“Rest and Vest” might just be the worst-kept secret in Silicon Valley. Also known as “coasters”, these are institutional employees, usually senior engineers at big tech companies like Google and Facebook/Meta, who are easy going and hang around on corporate rooftops shooting the breeze with their mates. collecting a 7 figure salary and an even healthier stock.
The narrative of Fat Cat technology gained comic notoriety when HBO’s “Silicon Valley” made a bit of it. In the show, Nelson “Big Head” Bighetti gets promoted at tech giant Hooli, the fictional company inspired by Google. Bighetti has not been assigned any projects and instead chooses to waste his days with his colleagues, getting rich while doing nothing.
How rest and the female gender became a thing
It’s not just fiction. Reports and interviews with real, actual coasters like Google, Meta, and Microsoft say it happens more often than you think. “My days would start at 11 and I’d have big lunches,” laughed one former Googler.

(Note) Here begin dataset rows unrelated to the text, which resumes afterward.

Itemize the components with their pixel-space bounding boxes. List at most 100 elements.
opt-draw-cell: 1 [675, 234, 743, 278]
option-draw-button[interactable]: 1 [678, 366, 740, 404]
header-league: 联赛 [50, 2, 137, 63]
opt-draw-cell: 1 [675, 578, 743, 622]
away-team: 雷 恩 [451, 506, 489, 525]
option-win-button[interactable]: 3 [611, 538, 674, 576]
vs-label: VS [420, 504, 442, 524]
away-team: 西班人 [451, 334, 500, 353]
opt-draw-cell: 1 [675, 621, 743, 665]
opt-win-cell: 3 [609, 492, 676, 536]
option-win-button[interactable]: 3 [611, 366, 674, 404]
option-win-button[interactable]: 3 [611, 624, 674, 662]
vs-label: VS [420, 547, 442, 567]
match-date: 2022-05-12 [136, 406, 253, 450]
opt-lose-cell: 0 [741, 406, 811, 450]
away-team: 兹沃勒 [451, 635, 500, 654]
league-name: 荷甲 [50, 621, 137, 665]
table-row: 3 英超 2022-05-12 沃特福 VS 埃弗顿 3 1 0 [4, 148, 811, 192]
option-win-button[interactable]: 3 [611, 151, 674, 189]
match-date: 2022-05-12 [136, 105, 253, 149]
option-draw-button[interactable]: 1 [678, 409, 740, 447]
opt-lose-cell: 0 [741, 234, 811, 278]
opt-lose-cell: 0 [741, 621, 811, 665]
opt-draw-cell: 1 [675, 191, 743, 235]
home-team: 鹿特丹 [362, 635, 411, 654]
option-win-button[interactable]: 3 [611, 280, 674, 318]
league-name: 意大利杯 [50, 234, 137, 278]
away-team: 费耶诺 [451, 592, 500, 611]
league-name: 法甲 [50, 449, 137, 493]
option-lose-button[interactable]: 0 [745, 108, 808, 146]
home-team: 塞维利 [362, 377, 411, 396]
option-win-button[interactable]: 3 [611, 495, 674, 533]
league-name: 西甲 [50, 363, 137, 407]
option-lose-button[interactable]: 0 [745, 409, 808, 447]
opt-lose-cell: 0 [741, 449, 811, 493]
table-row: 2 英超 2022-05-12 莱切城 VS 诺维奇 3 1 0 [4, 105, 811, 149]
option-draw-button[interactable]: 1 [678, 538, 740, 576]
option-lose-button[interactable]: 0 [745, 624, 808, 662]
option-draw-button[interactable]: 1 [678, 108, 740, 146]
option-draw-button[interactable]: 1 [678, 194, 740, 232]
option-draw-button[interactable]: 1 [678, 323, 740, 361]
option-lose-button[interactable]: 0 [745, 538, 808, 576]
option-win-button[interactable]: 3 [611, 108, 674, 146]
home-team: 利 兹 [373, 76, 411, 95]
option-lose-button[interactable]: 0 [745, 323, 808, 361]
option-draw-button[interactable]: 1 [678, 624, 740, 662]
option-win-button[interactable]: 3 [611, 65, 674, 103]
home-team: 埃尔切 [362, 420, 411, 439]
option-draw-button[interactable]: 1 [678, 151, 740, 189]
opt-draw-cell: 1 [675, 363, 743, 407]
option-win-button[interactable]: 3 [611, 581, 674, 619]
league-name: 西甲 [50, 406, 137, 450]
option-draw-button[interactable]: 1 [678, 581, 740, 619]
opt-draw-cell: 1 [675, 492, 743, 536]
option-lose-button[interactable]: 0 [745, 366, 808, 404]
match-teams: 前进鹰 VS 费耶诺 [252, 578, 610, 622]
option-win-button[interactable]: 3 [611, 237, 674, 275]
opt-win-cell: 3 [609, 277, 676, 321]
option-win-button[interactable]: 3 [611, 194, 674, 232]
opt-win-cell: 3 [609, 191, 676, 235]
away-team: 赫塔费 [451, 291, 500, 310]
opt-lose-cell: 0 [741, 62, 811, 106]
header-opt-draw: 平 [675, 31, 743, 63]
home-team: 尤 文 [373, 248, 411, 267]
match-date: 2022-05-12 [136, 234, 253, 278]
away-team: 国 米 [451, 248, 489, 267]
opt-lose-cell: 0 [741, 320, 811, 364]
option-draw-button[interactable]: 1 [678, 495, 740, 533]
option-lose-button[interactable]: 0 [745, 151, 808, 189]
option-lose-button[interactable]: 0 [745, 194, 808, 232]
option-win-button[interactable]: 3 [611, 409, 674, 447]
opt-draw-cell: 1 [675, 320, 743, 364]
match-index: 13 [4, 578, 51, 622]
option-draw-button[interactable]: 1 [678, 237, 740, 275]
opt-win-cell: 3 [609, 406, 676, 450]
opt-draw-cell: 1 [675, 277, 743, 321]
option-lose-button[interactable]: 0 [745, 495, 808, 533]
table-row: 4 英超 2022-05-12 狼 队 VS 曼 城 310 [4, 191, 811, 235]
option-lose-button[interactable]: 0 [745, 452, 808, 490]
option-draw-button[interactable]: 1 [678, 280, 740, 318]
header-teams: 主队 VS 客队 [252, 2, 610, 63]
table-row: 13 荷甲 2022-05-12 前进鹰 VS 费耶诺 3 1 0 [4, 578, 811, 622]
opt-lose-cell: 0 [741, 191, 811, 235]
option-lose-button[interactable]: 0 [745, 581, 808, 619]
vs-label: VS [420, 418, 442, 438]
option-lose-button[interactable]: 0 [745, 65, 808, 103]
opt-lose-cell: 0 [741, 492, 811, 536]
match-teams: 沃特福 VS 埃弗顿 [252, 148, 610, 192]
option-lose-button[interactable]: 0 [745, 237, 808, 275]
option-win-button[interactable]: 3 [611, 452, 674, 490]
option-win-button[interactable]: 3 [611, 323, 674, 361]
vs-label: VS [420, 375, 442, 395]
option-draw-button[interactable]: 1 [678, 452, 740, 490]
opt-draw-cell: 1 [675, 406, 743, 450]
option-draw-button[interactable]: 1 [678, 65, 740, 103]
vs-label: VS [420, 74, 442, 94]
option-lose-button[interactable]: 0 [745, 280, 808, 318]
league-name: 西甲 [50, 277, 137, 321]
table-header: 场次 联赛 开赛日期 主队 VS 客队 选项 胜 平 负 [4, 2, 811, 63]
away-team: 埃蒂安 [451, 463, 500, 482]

It’s happening, others say, because tech behemoths can afford it — at least until now. With bottomless pockets, these organizations were able to hire or promote the hot shots in emerging fields like artificial intelligence and quantum computing, and not expect them to work the normal 40+ hours. It’s a “defensive measure” because you prefer to keep top talent, even if it means they don’t hold up their end of the deal.
Coasters will not coast
Google was the place for resters-and-vesters. But it sounds like it will come to an end. At Vox Media’s code conference last week, Pichai revisited Google’s plan to find efficiencies where it can, citing its plan for a “simplicity sprint” and even discussing a possible headcount reduction of up to 20 percent.
With recessions and inflationary pressures looming, there is growing concern about slower growth and intense competition. At the conference, Pichai talked about TikTok and other entrants into the Chinese market. Things they didn’t have to think about two years ago are suddenly real issues for the big guns.
There will be a number of solutions put in place to find efficiencies and address this financial center of the city. One approach might simply be a concerted effort to uncover the rest-and-vesters and appeal to them. Or get rid of them altogether.
How will employees react?
But I say, easier said than done. Pichai and other senior leaders should proceed with caution. People with a militarized productivity tracking system could easily backfire. People don’t like to be measured and monitored so intensely, especially when their work is knowledge-based. They do not create widgets. They create ideas.
The devil is in the details of the messages. Change must be framed in two ways. First, it’s about fairness and leveling the playing field. Equity is now part of any good D&I strategy. Reminding a person that their derogatory contribution is unequal can motivate them to pull their weight. We have a deep aversion to being perceived by others as a fraud or a renegade.
Second, it’s about belonging, also a piece of the D&I puzzle. We are human at the end of the day. No man wants to be a social outcast, even the one who is talented. Contributing, belonging, building alongside your fellow creators – this can be a powerful motivator to get people involved more evenly.
Google and others will have their work cut out for them in creating a new norm for what it means to work for such an organization. In the end, it’s probably a good thing that the secret of rest and possession has been revealed.